One of the first steps many states took to reduce distracted driving collisions was to remove the phones from drivers’ hands. From banning texting while driving to introducing legal consequences for using the phone handset behind the wheel, numerous states attempted to make roads safer by impacting technology use. The assumption, of course, was that hands-free cell phone use was safer than holding the phone in your hand during a conversation. Unfortunately, this might not be entirely true.

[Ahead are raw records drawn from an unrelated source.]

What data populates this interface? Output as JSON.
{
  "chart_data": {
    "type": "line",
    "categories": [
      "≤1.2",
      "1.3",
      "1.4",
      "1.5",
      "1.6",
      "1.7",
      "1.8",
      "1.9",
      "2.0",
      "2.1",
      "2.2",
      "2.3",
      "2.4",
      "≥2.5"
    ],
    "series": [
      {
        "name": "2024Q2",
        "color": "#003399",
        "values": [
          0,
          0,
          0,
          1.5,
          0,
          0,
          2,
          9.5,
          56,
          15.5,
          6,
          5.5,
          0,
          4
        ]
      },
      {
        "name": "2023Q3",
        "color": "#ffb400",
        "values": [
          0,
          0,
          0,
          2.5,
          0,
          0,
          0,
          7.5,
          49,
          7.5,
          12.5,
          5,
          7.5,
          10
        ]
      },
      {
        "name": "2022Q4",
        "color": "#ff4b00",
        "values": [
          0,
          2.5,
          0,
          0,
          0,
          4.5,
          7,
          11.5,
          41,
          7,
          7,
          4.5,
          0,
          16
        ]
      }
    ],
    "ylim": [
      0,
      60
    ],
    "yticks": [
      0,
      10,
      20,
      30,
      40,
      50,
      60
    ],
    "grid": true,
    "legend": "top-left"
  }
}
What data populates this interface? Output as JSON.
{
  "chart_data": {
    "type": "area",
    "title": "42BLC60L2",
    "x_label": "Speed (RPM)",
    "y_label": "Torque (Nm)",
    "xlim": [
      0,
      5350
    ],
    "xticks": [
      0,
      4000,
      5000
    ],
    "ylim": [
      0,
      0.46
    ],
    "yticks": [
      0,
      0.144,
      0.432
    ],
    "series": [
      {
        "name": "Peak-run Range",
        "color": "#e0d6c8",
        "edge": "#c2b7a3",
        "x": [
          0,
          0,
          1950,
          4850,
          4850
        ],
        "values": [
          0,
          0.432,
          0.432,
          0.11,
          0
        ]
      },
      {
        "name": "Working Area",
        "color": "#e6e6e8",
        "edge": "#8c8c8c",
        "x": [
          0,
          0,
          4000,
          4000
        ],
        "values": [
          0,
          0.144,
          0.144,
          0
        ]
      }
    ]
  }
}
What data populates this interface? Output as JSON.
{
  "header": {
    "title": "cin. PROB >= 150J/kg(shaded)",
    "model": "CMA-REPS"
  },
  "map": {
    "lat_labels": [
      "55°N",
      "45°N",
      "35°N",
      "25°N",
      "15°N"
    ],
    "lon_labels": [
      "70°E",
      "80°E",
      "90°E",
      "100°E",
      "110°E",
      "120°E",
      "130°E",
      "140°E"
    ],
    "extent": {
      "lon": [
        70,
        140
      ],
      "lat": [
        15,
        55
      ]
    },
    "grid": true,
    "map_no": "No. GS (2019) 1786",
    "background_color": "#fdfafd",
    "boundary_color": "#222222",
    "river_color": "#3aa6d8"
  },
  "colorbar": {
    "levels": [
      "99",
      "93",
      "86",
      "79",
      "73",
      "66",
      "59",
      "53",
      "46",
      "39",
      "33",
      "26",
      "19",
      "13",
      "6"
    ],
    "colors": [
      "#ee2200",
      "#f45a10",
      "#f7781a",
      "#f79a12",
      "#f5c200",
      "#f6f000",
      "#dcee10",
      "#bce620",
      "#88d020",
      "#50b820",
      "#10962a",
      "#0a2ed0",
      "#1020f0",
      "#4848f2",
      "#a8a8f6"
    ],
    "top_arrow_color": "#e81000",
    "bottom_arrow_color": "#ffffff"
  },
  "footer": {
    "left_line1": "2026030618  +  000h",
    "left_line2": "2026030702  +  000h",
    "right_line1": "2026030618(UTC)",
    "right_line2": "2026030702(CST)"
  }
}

Distractions come in many forms from phone conversations and sipping coffee to personal grooming and manipulating a GPS menu. These distractions are typically categorized in three ways: cognitive distractions, manual distractions and visual distractions. These categories represent whether it is the driver’s hands, eyes or mind that are distracted from the act of safely controlling the vehicle. Unfortunately, removing the manual distraction of holding a cell phone during a call still leaves the cognitive distraction of the conversation itself.
Is this the cognitive workload?
Through various studies, many researchers equate this distraction to an increased cognitive workload. Drivers often believe they have the experience necessary to multitask while behind the wheel. Unfortunately, attempting to multitask simply forces the brain to switch between tasks quickly, never focusing on one for very long. This can be troublesome in complex driving situations involving challenging weather conditions or heavy traffic. Numerous studies have shown that drivers cannot efficiently share their attention between tasks because both tasks are drawing from the same pool of cognitive resources.
While keeping your hands firmly on the steering wheel might give you the ability to react to stopped traffic, letting your mind wander might make it more challenging for you to recognize the problematic traffic in the first place. It is important to remove as many obstacles to your attention as possible while driving. Even an experienced driver can be overwhelmed by distractions while behind the wheel.